A key issue to watch going forward is whether plaintiffs in existence at the time of final agency action can challenge that action at any time they are adversely affected by it. This hypothetical is in contrast to the facts of Corner Post, where Corner Post Inc.’s business came into existence after the default APA six-year period and was then injured by the interchange fee rule.
3. Jarkesy
Jarkesy interpreted the Seventh Amendment to require that civil penalties in SEC securities fraud cases be adjudicated by Article III courts with jury trials, rather than in-house by the administrative agency.

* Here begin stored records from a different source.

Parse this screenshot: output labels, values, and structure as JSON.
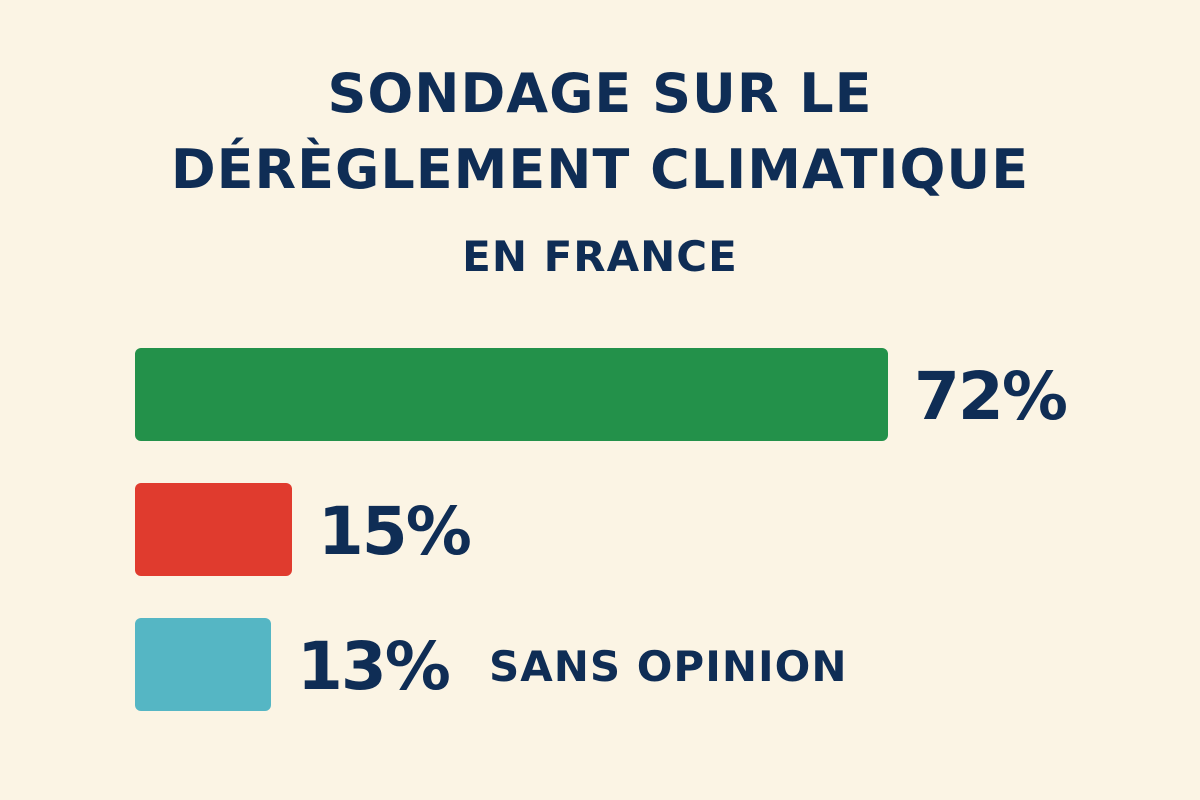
{
  "chart_data": {
    "type": "bar",
    "orientation": "horizontal",
    "title_lines": [
      "SONDAGE SUR LE",
      "DÉRÈGLEMENT CLIMATIQUE",
      "EN FRANCE"
    ],
    "values": [
      72,
      15,
      13
    ],
    "value_labels": [
      "72%",
      "15%",
      "13%"
    ],
    "category_labels": [
      "",
      "",
      "SANS OPINION"
    ],
    "colors": [
      "#23914a",
      "#e03b2e",
      "#55b6c4"
    ],
    "xlim": [
      0,
      72
    ],
    "grid": false
  }
}
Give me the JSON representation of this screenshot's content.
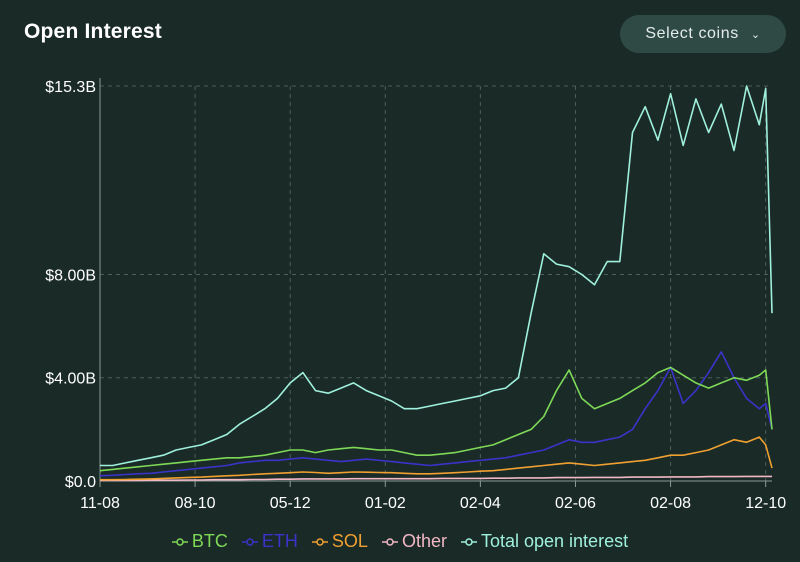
{
  "header": {
    "title": "Open Interest",
    "select_label": "Select coins",
    "select_icon": "chevron-down-icon"
  },
  "chart_data": {
    "type": "line",
    "title": "Open Interest",
    "ylabel": "",
    "xlabel": "",
    "ylim": [
      0,
      15.3
    ],
    "yticks": [
      {
        "value": 0,
        "label": "$0.0"
      },
      {
        "value": 4,
        "label": "$4.00B"
      },
      {
        "value": 8,
        "label": "$8.00B"
      },
      {
        "value": 15.3,
        "label": "$15.3B"
      }
    ],
    "xticks": [
      {
        "value": 0,
        "label": "11-08"
      },
      {
        "value": 15,
        "label": "08-10"
      },
      {
        "value": 30,
        "label": "05-12"
      },
      {
        "value": 45,
        "label": "01-02"
      },
      {
        "value": 60,
        "label": "02-04"
      },
      {
        "value": 75,
        "label": "02-06"
      },
      {
        "value": 90,
        "label": "02-08"
      },
      {
        "value": 105,
        "label": "12-10"
      }
    ],
    "xlim": [
      0,
      106
    ],
    "grid": true,
    "legend_position": "bottom",
    "x": [
      0,
      2,
      4,
      6,
      8,
      10,
      12,
      14,
      16,
      18,
      20,
      22,
      24,
      26,
      28,
      30,
      32,
      34,
      36,
      38,
      40,
      42,
      44,
      46,
      48,
      50,
      52,
      54,
      56,
      58,
      60,
      62,
      64,
      66,
      68,
      70,
      72,
      74,
      76,
      78,
      80,
      82,
      84,
      86,
      88,
      90,
      92,
      94,
      96,
      98,
      100,
      102,
      104,
      105,
      106
    ],
    "series": [
      {
        "name": "BTC",
        "color": "#7ed957",
        "values": [
          0.4,
          0.45,
          0.5,
          0.55,
          0.6,
          0.65,
          0.7,
          0.75,
          0.8,
          0.85,
          0.9,
          0.9,
          0.95,
          1.0,
          1.1,
          1.2,
          1.2,
          1.1,
          1.2,
          1.25,
          1.3,
          1.25,
          1.2,
          1.2,
          1.1,
          1.0,
          1.0,
          1.05,
          1.1,
          1.2,
          1.3,
          1.4,
          1.6,
          1.8,
          2.0,
          2.5,
          3.5,
          4.3,
          3.2,
          2.8,
          3.0,
          3.2,
          3.5,
          3.8,
          4.2,
          4.4,
          4.1,
          3.8,
          3.6,
          3.8,
          4.0,
          3.9,
          4.1,
          4.3,
          2.0
        ]
      },
      {
        "name": "ETH",
        "color": "#3a33c9",
        "values": [
          0.2,
          0.22,
          0.25,
          0.28,
          0.3,
          0.35,
          0.4,
          0.45,
          0.5,
          0.55,
          0.6,
          0.7,
          0.75,
          0.8,
          0.8,
          0.85,
          0.9,
          0.85,
          0.8,
          0.75,
          0.8,
          0.85,
          0.8,
          0.75,
          0.7,
          0.65,
          0.6,
          0.65,
          0.7,
          0.75,
          0.8,
          0.85,
          0.9,
          1.0,
          1.1,
          1.2,
          1.4,
          1.6,
          1.5,
          1.5,
          1.6,
          1.7,
          2.0,
          2.8,
          3.5,
          4.4,
          3.0,
          3.5,
          4.2,
          5.0,
          4.0,
          3.2,
          2.8,
          3.0,
          2.0
        ]
      },
      {
        "name": "SOL",
        "color": "#f0a030",
        "values": [
          0.05,
          0.05,
          0.06,
          0.07,
          0.08,
          0.1,
          0.12,
          0.14,
          0.15,
          0.18,
          0.2,
          0.22,
          0.25,
          0.28,
          0.3,
          0.32,
          0.35,
          0.33,
          0.3,
          0.32,
          0.35,
          0.34,
          0.33,
          0.32,
          0.3,
          0.28,
          0.28,
          0.3,
          0.32,
          0.35,
          0.38,
          0.4,
          0.45,
          0.5,
          0.55,
          0.6,
          0.65,
          0.7,
          0.65,
          0.6,
          0.65,
          0.7,
          0.75,
          0.8,
          0.9,
          1.0,
          1.0,
          1.1,
          1.2,
          1.4,
          1.6,
          1.5,
          1.7,
          1.4,
          0.5
        ]
      },
      {
        "name": "Other",
        "color": "#f2b8c6",
        "values": [
          0.02,
          0.02,
          0.02,
          0.02,
          0.03,
          0.03,
          0.03,
          0.04,
          0.04,
          0.05,
          0.05,
          0.05,
          0.06,
          0.06,
          0.07,
          0.07,
          0.08,
          0.08,
          0.08,
          0.08,
          0.09,
          0.09,
          0.09,
          0.09,
          0.09,
          0.09,
          0.09,
          0.1,
          0.1,
          0.1,
          0.1,
          0.11,
          0.11,
          0.12,
          0.12,
          0.12,
          0.13,
          0.13,
          0.13,
          0.14,
          0.14,
          0.14,
          0.15,
          0.15,
          0.15,
          0.16,
          0.16,
          0.16,
          0.17,
          0.17,
          0.17,
          0.18,
          0.18,
          0.18,
          0.18
        ]
      },
      {
        "name": "Total open interest",
        "color": "#9ff0dc",
        "values": [
          0.6,
          0.6,
          0.7,
          0.8,
          0.9,
          1.0,
          1.2,
          1.3,
          1.4,
          1.6,
          1.8,
          2.2,
          2.5,
          2.8,
          3.2,
          3.8,
          4.2,
          3.5,
          3.4,
          3.6,
          3.8,
          3.5,
          3.3,
          3.1,
          2.8,
          2.8,
          2.9,
          3.0,
          3.1,
          3.2,
          3.3,
          3.5,
          3.6,
          4.0,
          6.5,
          8.8,
          8.4,
          8.3,
          8.0,
          7.6,
          8.5,
          8.5,
          13.5,
          14.5,
          13.2,
          15.0,
          13.0,
          14.8,
          13.5,
          14.6,
          12.8,
          15.3,
          13.8,
          15.2,
          6.5
        ]
      }
    ]
  }
}
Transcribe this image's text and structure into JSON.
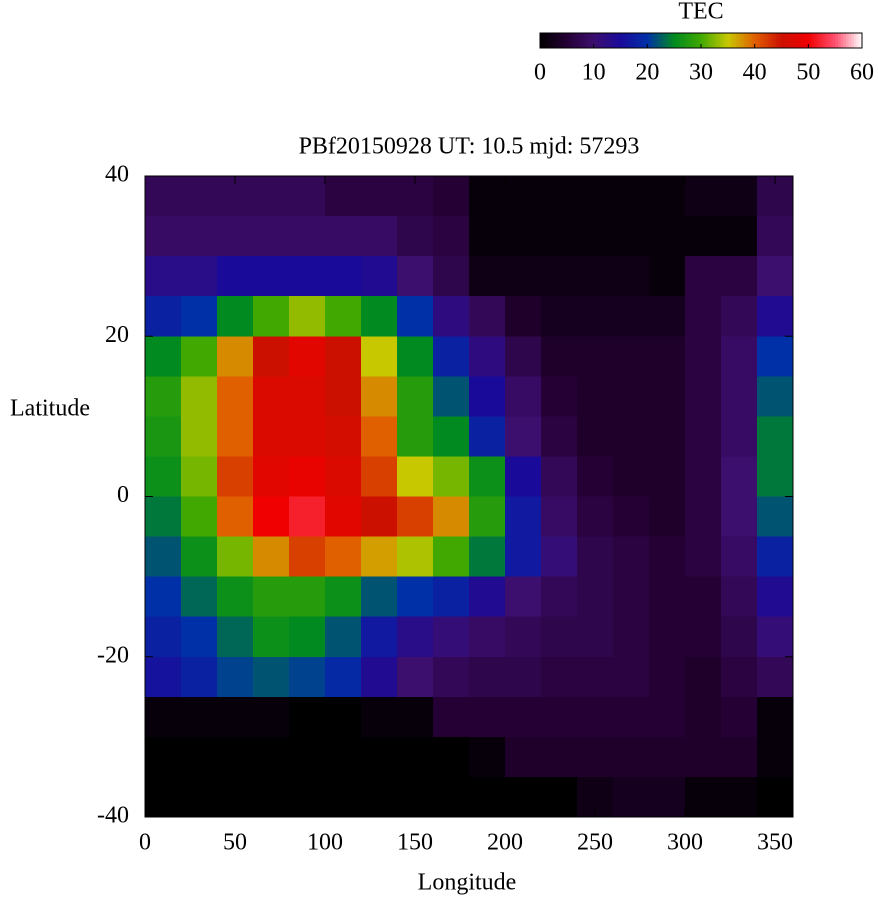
{
  "chart_data": {
    "type": "heatmap",
    "title": "PBf20150928  UT: 10.5  mjd: 57293",
    "xlabel": "Longitude",
    "ylabel": "Latitude",
    "x": [
      10,
      30,
      50,
      70,
      90,
      110,
      130,
      150,
      170,
      190,
      210,
      230,
      250,
      270,
      290,
      310,
      330,
      350
    ],
    "y": [
      37.5,
      32.5,
      27.5,
      22.5,
      17.5,
      12.5,
      7.5,
      2.5,
      -2.5,
      -7.5,
      -12.5,
      -17.5,
      -22.5,
      -27.5,
      -32.5,
      -37.5
    ],
    "values": [
      [
        8,
        8,
        8,
        8,
        8,
        6,
        6,
        6,
        5,
        1,
        1,
        1,
        1,
        1,
        1,
        2,
        2,
        7
      ],
      [
        9,
        9,
        9,
        9,
        9,
        9,
        9,
        7,
        6,
        1,
        1,
        1,
        1,
        1,
        1,
        1,
        1,
        8
      ],
      [
        13,
        13,
        15,
        15,
        15,
        15,
        14,
        10,
        7,
        2,
        2,
        2,
        2,
        2,
        1,
        6,
        6,
        10
      ],
      [
        18,
        20,
        25,
        30,
        33,
        30,
        25,
        20,
        12,
        8,
        4,
        3,
        3,
        3,
        3,
        6,
        8,
        14
      ],
      [
        25,
        30,
        38,
        45,
        48,
        45,
        35,
        25,
        18,
        12,
        7,
        4,
        4,
        4,
        4,
        6,
        9,
        20
      ],
      [
        28,
        33,
        40,
        47,
        47,
        45,
        38,
        28,
        22,
        15,
        9,
        5,
        4,
        4,
        4,
        6,
        9,
        22
      ],
      [
        27,
        33,
        40,
        47,
        47,
        46,
        40,
        28,
        25,
        18,
        10,
        6,
        4,
        4,
        4,
        6,
        9,
        24
      ],
      [
        26,
        32,
        42,
        48,
        49,
        47,
        42,
        35,
        32,
        26,
        15,
        8,
        5,
        4,
        4,
        6,
        10,
        24
      ],
      [
        24,
        30,
        40,
        50,
        52,
        48,
        45,
        42,
        38,
        28,
        17,
        9,
        6,
        5,
        4,
        6,
        10,
        22
      ],
      [
        22,
        26,
        32,
        38,
        42,
        40,
        37,
        34,
        30,
        24,
        17,
        11,
        7,
        6,
        5,
        6,
        9,
        18
      ],
      [
        20,
        23,
        26,
        28,
        28,
        26,
        22,
        20,
        18,
        14,
        10,
        8,
        7,
        6,
        5,
        5,
        8,
        14
      ],
      [
        18,
        20,
        23,
        26,
        25,
        22,
        17,
        13,
        11,
        9,
        8,
        7,
        7,
        6,
        5,
        5,
        7,
        11
      ],
      [
        16,
        18,
        21,
        22,
        21,
        19,
        14,
        10,
        8,
        7,
        7,
        6,
        6,
        6,
        5,
        4,
        6,
        8
      ],
      [
        1,
        1,
        1,
        1,
        0,
        0,
        1,
        1,
        5,
        5,
        5,
        5,
        5,
        5,
        5,
        4,
        5,
        1
      ],
      [
        0,
        0,
        0,
        0,
        0,
        0,
        0,
        0,
        0,
        1,
        4,
        4,
        4,
        4,
        4,
        4,
        4,
        1
      ],
      [
        0,
        0,
        0,
        0,
        0,
        0,
        0,
        0,
        0,
        0,
        0,
        0,
        2,
        3,
        3,
        1,
        1,
        0
      ]
    ],
    "xlim": [
      0,
      360
    ],
    "ylim": [
      -40,
      40
    ],
    "xticks": [
      0,
      50,
      100,
      150,
      200,
      250,
      300,
      350
    ],
    "yticks": [
      -40,
      -20,
      0,
      20,
      40
    ],
    "colorbar": {
      "label": "TEC",
      "zlim": [
        0,
        60
      ],
      "zticks": [
        0,
        10,
        20,
        30,
        40,
        50,
        60
      ],
      "colormap": [
        "#000000",
        "#250035",
        "#3c0e6e",
        "#1a0a9a",
        "#0030a8",
        "#008a20",
        "#40a800",
        "#c8c800",
        "#e06000",
        "#cc1000",
        "#f00000",
        "#ff5070",
        "#ffffff"
      ]
    }
  }
}
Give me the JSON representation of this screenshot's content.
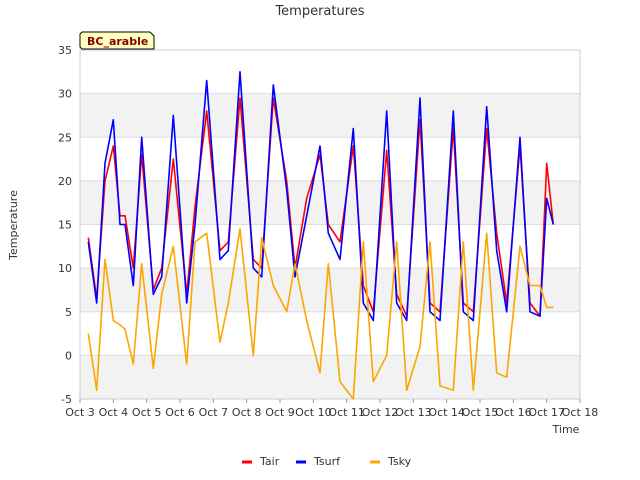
{
  "chart_data": {
    "type": "line",
    "title": "Temperatures",
    "site_label": "BC_arable",
    "xlabel": "Time",
    "ylabel": "Temperature",
    "ylim": [
      -5,
      35
    ],
    "xlim": [
      3,
      18
    ],
    "yticks": [
      "-5",
      "0",
      "5",
      "10",
      "15",
      "20",
      "25",
      "30",
      "35"
    ],
    "xticks": [
      "Oct 3",
      "Oct 4",
      "Oct 5",
      "Oct 6",
      "Oct 7",
      "Oct 8",
      "Oct 9",
      "Oct 10",
      "Oct 11",
      "Oct 12",
      "Oct 13",
      "Oct 14",
      "Oct 15",
      "Oct 16",
      "Oct 17",
      "Oct 18"
    ],
    "legend_position": "bottom",
    "series": [
      {
        "name": "Tair",
        "color": "#ff0000",
        "x": [
          3.25,
          3.5,
          3.75,
          4.0,
          4.2,
          4.35,
          4.6,
          4.85,
          5.2,
          5.45,
          5.8,
          6.2,
          6.45,
          6.8,
          7.2,
          7.45,
          7.8,
          8.2,
          8.45,
          8.8,
          9.2,
          9.45,
          9.8,
          10.2,
          10.45,
          10.8,
          11.2,
          11.5,
          11.8,
          12.2,
          12.5,
          12.8,
          13.2,
          13.5,
          13.8,
          14.2,
          14.5,
          14.8,
          15.2,
          15.5,
          15.8,
          16.2,
          16.5,
          16.8,
          17.0,
          17.2
        ],
        "y": [
          13.5,
          6.5,
          20,
          24,
          16,
          16,
          10,
          23,
          7.5,
          10,
          22.5,
          7,
          17,
          28,
          12,
          13,
          29.5,
          11,
          10,
          29.5,
          20,
          10,
          18,
          23,
          15,
          13,
          24,
          8,
          5,
          23.5,
          7,
          4.5,
          27,
          6,
          5,
          26,
          6,
          5,
          26,
          14,
          6,
          24,
          6,
          4.5,
          22,
          15
        ]
      },
      {
        "name": "Tsurf",
        "color": "#0000ff",
        "x": [
          3.25,
          3.5,
          3.75,
          4.0,
          4.2,
          4.35,
          4.6,
          4.85,
          5.2,
          5.45,
          5.8,
          6.2,
          6.45,
          6.8,
          7.2,
          7.45,
          7.8,
          8.2,
          8.45,
          8.8,
          9.2,
          9.45,
          9.8,
          10.2,
          10.45,
          10.8,
          11.2,
          11.5,
          11.8,
          12.2,
          12.5,
          12.8,
          13.2,
          13.5,
          13.8,
          14.2,
          14.5,
          14.8,
          15.2,
          15.5,
          15.8,
          16.2,
          16.5,
          16.8,
          17.0,
          17.2
        ],
        "y": [
          13,
          6,
          22,
          27,
          15,
          15,
          8,
          25,
          7,
          9,
          27.5,
          6,
          15,
          31.5,
          11,
          12,
          32.5,
          10,
          9,
          31,
          19,
          9,
          16,
          24,
          14,
          11,
          26,
          6,
          4,
          28,
          6,
          4,
          29.5,
          5,
          4,
          28,
          5,
          4,
          28.5,
          12,
          5,
          25,
          5,
          4.5,
          18,
          15
        ]
      },
      {
        "name": "Tsky",
        "color": "#ffa500",
        "x": [
          3.25,
          3.5,
          3.75,
          4.0,
          4.2,
          4.35,
          4.6,
          4.85,
          5.2,
          5.45,
          5.8,
          6.2,
          6.45,
          6.8,
          7.2,
          7.45,
          7.8,
          8.2,
          8.45,
          8.8,
          9.2,
          9.45,
          9.8,
          10.2,
          10.45,
          10.8,
          11.2,
          11.5,
          11.8,
          12.2,
          12.5,
          12.8,
          13.2,
          13.5,
          13.8,
          14.2,
          14.5,
          14.8,
          15.2,
          15.5,
          15.8,
          16.2,
          16.5,
          16.8,
          17.0,
          17.2
        ],
        "y": [
          2.5,
          -4,
          11,
          4,
          3.5,
          3,
          -1,
          10.5,
          -1.5,
          7,
          12.5,
          -1,
          13,
          14,
          1.5,
          6,
          14.5,
          0,
          13.5,
          8,
          5,
          10.5,
          4,
          -2,
          10.5,
          -3,
          -5,
          13,
          -3,
          0,
          13,
          -4,
          1,
          13,
          -3.5,
          -4,
          13,
          -4,
          14,
          -2,
          -2.5,
          12.5,
          8,
          8,
          5.5,
          5.5
        ]
      }
    ]
  }
}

Jarkesy could be extended to affect how the EPA and other agencies impose civil penalties if courts decide, as the Supreme Court did in Jarkesy, that the agency enforcement action reflects a suit at common law meant to redress private harms implicating the Seventh Amendment. Jarkesy therefore raises the question of whether EPA or USACE enforcement actions, wherein Congress has empowered the agency to assess civil fines–e.g., CWA Section 309(g)–implicate “public rights” or are closer in substance to common law private causes of action, such as common law nuisance. If the latter, these actions would need to be heard by a jury per Jarkesy. Notably, the Supreme Court’s opinion recognizes the “public rights exception” to the Seventh Amendment, under which cases implicating “public rights” can properly be heard outside of an Article III court. The Court’s opinion further recognizes that public rights cases include those that involve “relations with Indian tribes.” However, whether this public rights exception to the Seventh Amendment would extend to exclude environmental enforcement actions against Tribes from the jury trial requirement is unclear. Overall, agency enforcement of environmental statutes against Tribes may not be significantly affected.
Conclusion
Loper Bright, Corner Post, and Jarkesy collectively weaken federal administrative agency power but do not change fundamental aspects of federal Indian law. The decisions do not degrade tribal sovereignty or the federal governments’ obligations to Indian tribes arising from statutes, treaties, court decisions, or Executive Orders. Furthermore, the Indian canon of construction, which is an independent tool of statutory construction holding that statutory ambiguities must be read to favor Tribes, remains intact. Other core aspects of administrative law such as the arbitrary-and-capricious standard of review should also survive the Supreme Court’s latest decisions. Nevertheless, given the recent trend of the Supreme Court to restrict rather than expand the power of federal agencies, it remains crucial for Tribes to engage in the consultation process and build a robust administrative record that will withstand judicial scrutiny in this evolving regulatory landscape.